TRIPOLI, Libya — The U.N. humanitarian chief said Monday that the Libyan government has promised her access to the besieged rebel city of Misrata but with no guarantees that the assault by Moammar Gadhafi’s forces would cease.
A Libyan official said the government is willing to set up “safe passage” out of Misrata, the only city still partly held by rebels in Gadhafi- controlled western Libya. But at the same time, a witness in Misrata reported Monday that government forces continued to pound the city with rockets and artillery.
At least 267 people have been killed in Misrata, Libya’s third-largest city, during more than seven weeks of siege, New York-based Human Rights Watch said Monday. It said the final toll is likely higher. After inspecting impact sites and talking to witnesses, the group accused Libyan forces of launching indiscriminate rocket and mortar attacks on residential neighborhoods.
The Libyan government has denied firing heavy weapons, including rockets and tank shells, at the city but has turned down repeated requests by foreign journalists based in the capital of Tripoli to go to Misrata. Journalists in Trip oli are not allowed to tour western Libya independently, without government minders.
Valerie Amos, the U.N. humanitarian chief, said she demanded in a meeting with Libyan officials in Tripoli on Sunday that the U.N. be permitted to visit Misrata and other towns to assess the humanitarian needs there.
“I have been given those assurances,” she said Monday, speaking in Benghazi.
However, she added that she received “no guarantees with respect to my call for an overall cessation of hostilities, to enable people to move, to enable us to deliver supplies.”

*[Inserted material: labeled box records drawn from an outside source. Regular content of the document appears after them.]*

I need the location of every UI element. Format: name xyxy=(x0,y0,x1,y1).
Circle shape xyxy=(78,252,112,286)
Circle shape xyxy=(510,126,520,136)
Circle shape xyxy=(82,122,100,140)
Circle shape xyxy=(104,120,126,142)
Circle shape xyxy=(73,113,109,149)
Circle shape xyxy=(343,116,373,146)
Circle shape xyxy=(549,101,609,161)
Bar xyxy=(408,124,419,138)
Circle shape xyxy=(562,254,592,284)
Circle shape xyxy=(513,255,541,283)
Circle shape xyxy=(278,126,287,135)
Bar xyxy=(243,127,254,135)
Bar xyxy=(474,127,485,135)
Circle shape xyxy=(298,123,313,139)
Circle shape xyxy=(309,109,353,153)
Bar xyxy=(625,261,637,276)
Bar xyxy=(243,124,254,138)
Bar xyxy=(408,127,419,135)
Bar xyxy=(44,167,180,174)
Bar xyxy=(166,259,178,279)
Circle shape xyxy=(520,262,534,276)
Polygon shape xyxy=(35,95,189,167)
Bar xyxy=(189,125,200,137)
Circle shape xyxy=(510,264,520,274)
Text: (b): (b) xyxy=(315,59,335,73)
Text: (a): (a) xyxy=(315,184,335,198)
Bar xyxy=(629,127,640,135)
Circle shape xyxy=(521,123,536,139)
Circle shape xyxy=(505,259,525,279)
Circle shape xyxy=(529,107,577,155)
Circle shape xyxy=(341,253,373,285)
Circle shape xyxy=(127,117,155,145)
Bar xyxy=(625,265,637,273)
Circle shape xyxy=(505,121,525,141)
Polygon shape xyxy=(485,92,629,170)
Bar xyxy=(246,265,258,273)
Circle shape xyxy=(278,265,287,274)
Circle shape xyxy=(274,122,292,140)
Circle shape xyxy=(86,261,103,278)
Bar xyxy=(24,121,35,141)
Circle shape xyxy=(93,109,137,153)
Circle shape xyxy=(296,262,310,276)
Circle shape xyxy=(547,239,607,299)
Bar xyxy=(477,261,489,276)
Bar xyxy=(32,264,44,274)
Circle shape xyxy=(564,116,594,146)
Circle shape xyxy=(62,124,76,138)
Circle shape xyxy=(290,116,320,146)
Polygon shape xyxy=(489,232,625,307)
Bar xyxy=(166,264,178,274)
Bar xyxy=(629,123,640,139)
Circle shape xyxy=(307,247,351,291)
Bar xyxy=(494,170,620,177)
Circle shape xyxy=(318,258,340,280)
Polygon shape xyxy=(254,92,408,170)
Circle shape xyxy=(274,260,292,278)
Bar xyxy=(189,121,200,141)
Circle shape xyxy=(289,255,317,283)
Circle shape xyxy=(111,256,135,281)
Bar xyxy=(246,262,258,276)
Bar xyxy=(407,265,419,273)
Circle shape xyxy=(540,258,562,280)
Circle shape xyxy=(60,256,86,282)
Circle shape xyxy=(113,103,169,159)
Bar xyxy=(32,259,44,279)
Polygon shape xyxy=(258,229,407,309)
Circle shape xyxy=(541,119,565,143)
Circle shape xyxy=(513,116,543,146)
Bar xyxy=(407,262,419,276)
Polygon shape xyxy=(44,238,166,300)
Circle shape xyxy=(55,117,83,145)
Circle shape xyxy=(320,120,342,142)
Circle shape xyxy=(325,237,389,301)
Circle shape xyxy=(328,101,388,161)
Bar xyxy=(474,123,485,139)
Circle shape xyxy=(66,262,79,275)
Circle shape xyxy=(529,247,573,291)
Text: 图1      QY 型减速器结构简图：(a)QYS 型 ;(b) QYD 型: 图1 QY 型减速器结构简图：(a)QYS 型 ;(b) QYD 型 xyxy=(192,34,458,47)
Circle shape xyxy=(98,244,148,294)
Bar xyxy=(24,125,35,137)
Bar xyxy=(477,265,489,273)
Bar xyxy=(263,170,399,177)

Libyan regime spokesman Moussa Ibrahim said the deal with the U.N. includes access for international agencies. He did not explain how the arrangement would work or say whether this would include a halt in fighting. The Libyan authorities have insisted they are only responding to attacks by rebels, not taking the offensive.
Early Monday, nearly 1,000 people — among several thousand stranded in the area of Misrata’s port — boarded an aid ship sent by the International Organization for Migration.
Most of the passengers were migrant workers but also included 100 Libyans, among them 23 wounded in the fighting. The organization said at least 4,000 additional migrants are stranded in the port area, including women and children.